Next we tried designing booklets. Again the subject was the Indians, their life and habits. The materials needed were a piece of cover paper, pieces of plain drawing paper (about 11" x 8" doubled), pencils, rulers, and afterwards, paints. The text was to be lettered rather than written in script. The cover had to be designed with title and ornament, the title page inside with pupil’s name, a decorative initial letter, the first and succeeding pages with appropriate margins, borders, and other decorations, and illustrations if desired. What splendid problems the pupils found in the booklet how to fit spaces, how to balance effects, where to put ornament, how to harmonize colors. The booklets were completed in about four half-hour lessons. The work was very interesting, and the results were gratifying. The productions were all different, each had its individuality, each was a real creation on the part of the pupil. Two of the covers are shown in Plate III.

The other senior classes of the Model School, and the classes of the teachers-in-training likewise copied and suitably applied the Indian ornament. Then we ceased our Indian art work for the year; but the effects of its study did not cease. Since then Indian forms have been discovered in unsuspected places and used for decoration in a variety of ways.
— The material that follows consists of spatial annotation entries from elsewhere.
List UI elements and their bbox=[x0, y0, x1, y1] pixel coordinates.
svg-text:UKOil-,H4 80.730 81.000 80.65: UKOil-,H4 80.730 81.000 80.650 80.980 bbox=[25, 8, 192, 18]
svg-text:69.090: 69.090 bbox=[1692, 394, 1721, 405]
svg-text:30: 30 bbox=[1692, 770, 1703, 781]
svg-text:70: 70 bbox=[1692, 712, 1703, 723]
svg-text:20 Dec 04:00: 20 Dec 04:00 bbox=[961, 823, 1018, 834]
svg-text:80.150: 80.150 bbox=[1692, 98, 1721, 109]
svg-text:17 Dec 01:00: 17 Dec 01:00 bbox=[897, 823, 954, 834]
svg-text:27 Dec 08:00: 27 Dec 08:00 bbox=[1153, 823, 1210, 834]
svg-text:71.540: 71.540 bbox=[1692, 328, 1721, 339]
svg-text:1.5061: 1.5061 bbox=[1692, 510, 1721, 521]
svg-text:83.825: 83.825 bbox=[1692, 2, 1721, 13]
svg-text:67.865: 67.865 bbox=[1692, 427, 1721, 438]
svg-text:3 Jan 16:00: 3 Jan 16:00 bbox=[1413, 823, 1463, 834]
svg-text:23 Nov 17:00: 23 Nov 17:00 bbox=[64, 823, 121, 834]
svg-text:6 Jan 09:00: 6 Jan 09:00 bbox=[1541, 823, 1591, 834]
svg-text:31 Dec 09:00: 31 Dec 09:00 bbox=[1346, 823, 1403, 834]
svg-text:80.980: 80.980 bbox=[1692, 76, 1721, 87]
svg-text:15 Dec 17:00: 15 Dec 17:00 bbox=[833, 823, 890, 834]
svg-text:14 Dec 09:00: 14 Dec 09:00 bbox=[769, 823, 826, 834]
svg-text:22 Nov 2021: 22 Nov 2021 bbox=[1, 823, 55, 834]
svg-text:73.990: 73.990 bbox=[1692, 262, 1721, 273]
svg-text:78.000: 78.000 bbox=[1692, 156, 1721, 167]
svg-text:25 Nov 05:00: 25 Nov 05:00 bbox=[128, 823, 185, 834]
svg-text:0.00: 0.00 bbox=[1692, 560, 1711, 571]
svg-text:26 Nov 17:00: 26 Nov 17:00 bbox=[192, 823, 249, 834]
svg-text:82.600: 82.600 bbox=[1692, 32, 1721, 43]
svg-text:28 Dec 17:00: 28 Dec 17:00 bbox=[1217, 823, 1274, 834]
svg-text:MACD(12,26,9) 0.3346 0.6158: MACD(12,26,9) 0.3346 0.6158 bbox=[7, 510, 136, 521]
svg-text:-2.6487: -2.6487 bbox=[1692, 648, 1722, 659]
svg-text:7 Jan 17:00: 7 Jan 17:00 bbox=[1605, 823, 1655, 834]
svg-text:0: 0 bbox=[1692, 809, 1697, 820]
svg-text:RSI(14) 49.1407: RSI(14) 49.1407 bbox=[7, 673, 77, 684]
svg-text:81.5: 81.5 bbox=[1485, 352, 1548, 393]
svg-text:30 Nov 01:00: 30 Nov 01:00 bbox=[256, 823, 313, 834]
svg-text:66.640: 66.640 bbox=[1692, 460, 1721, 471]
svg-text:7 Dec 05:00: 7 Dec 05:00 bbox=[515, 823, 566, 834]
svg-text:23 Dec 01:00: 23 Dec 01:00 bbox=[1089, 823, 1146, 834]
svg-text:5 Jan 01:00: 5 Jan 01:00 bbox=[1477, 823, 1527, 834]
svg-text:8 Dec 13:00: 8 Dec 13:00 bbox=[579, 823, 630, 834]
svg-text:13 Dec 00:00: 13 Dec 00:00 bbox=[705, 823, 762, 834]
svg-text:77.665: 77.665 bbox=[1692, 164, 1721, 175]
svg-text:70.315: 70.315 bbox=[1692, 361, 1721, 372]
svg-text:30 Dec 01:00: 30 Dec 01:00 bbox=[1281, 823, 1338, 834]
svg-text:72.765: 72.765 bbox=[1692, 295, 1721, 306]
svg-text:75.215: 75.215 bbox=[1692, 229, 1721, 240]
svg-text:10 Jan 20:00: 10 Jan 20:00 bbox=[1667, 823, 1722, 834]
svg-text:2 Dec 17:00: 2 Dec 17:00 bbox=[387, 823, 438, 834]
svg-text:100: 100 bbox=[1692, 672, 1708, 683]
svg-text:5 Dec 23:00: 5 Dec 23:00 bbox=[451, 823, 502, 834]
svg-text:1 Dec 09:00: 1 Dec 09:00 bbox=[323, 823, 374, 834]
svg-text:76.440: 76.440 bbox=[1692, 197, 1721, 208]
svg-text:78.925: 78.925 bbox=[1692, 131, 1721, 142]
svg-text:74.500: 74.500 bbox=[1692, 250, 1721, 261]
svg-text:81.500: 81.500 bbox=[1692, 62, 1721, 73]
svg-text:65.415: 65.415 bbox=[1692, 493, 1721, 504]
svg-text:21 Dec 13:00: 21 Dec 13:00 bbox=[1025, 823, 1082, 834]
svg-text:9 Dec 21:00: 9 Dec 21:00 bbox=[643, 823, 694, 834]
One boy who had some Indian mementos on hand utilized them in designing a den of Indian character, adding here and there some of the designs learned in school. Then, too, our efficient gardener took note of the circular porcupine quill design of the Eastern Woodlands, in colored chalks on the art-room blackboard. He said, “What a beautiful flower-bed that would make, about sixteen feet in diameter; for the blue I could use the lobelia, for the purple the foliage leaf plant, etc.” He has planned to set out the bed for next spring. We feel that we have some appreciable success in beginning what is here a new phase of art work—the use of our American aboriginal art.

And what we have done can be accomplished and excelled by other schools who have collections of Indian art available, or failing that, books on anthropology with a plentiful supply of illustrations, such as many of the volumes published by the Smithsonian Institute of Washington, D. C. The other requirements are, on the part of the teacher—some considerable enthusiasm, and the ability to lead.

Let us not overlook the plant which grows at our own doorstep.